Higher water rates could soon face Turlock residents, according to a City of Turlock report.
This year, water expenses will exceed revenues by $780,000.
The imbalance comes due in large part to the implementation of meter-based billing in 2010. The system was projected to reduce revenues by as much as $965,000 per year, but the true loss in revenues has been closer to $1.5 million annually.
Water rates have remained flat since July 1, 2008. A rate increase was proposed in 2009 to ensure the transition to meter-based billing, but was denied by council.
The need for a rate increase was revealed as part of a three-year strategic plan for the City of Turlock Municipal Services Department, expected to be approved by the Turlock City Council on Tuesday. The plan outlines municipal infrastructure, department budgeting, regional efforts, and staffing for the next three years.
Water rates could rise further, due to the need for a surface water treatment plant to meet Turlock's drinking water demand in the coming years. By 2018, Turlock is projected to use groundwater more quickly than it replenishes, leading to concerns regarding water quality and availability.
A surface water treatment plant would likely cost Turlock $85 million, but would provide enough water to supply half of Turlock's demand. The plant would likely be constructed by Turlock in partnership with Modesto and Ceres, treating Turlock Irrigation District-controlled water from the Tuolumne River near Hughson.
Some of the $85 million cost borne by Turlock would likely come from state and federal grants, but a rate increase of some fashion may be unavoidable.
The Municipal Services strategic plan also addresses the cost of operating Turlock's 4,200 streetlights, which were previously funded by sales tax on gasoline sales. The state has gradually withheld more of that funding, and Turlock must now spend hundreds of thousands of dollars annually to keep the lights on. At one point, Turlock discussed turning off streetlights to balance the budget,
In hopes of reducing its expense, the City of Turlock used federal stimulus funds to retrofit 1,800 streetlights with energy efficient induction lamps in 2009, saving about $85,000 annually. A 2011 effort to retrofit a further 2,000 streetlights would further reduce energy usage, but the Turlock Irrigation District may not reduce the city's rate despite using less electricity.
On Tuesday, the Turlock City Council is also expected to:
• Finalize the City's General Plan, a growth plan governing the next 20 years of Turlock's expansion.
The Turlock City Council on Sept. 11 endorsed a plan which would see Turlock grow to only three new master planned neighborhoods to the city's southeast. Additionally, the 105,000 resident plan could only be built out gradually; city's borders would not expand until the first Southeast Master Plan, the Northeast Master Plan, and the East Tuolumne Master Plan reach a combined 70 percent build-out.

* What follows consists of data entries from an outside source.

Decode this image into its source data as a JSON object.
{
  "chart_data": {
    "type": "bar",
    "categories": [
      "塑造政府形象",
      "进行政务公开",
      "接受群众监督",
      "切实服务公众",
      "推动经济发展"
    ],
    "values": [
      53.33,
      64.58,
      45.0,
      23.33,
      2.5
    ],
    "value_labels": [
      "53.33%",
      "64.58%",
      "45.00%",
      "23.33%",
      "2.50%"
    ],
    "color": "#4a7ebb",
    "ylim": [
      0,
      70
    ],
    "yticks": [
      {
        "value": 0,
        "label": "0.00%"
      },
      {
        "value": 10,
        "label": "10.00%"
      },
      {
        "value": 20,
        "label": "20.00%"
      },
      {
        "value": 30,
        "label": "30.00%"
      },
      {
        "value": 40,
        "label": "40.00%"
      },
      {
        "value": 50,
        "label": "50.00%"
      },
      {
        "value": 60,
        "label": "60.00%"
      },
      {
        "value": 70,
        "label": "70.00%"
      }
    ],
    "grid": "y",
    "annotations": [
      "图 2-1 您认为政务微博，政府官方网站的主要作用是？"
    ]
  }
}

For two years, planners studied a larger growth plan, capable of accommodating 126,800 residents, which would have seen Turlock grow to include five new southeastern neighborhoods, as well as one northwest of Highway 99. That plan saw prior endorsement from the council, but was rejected Sept. 11 as being too costly, and using too much farmland - 1,950 acres, compared to 1,015 used in the smaller plan.
Due to the unexpected change in plans, staff did not have the appropriate documents prepared to approve the smaller growth plan on Sept. 11. Final approval, the conclusion of a two-plus year planning process, is expected Tuesday.
• Present Turlock Journal reporter Alex Cantatore with the American Planning Association's California Chapter Central Section Individual Journalist Award. The award recognizes Cantatore's outstanding reporting on planning and land use issues in Turlock.
• Proclaim October 2012 as Breast Cancer Awareness Month.
• Receive a special briefing on California State University, Stanislaus from Associated Students Inc. Governmental Affairs Administrator Tomara Hall.
• Conference with labor negotiators in closed session
The Turlock City Council will meet at 7 p.m. Tuesday in the Yosemite Room of Turlock City Hall, 156 S. Broadway.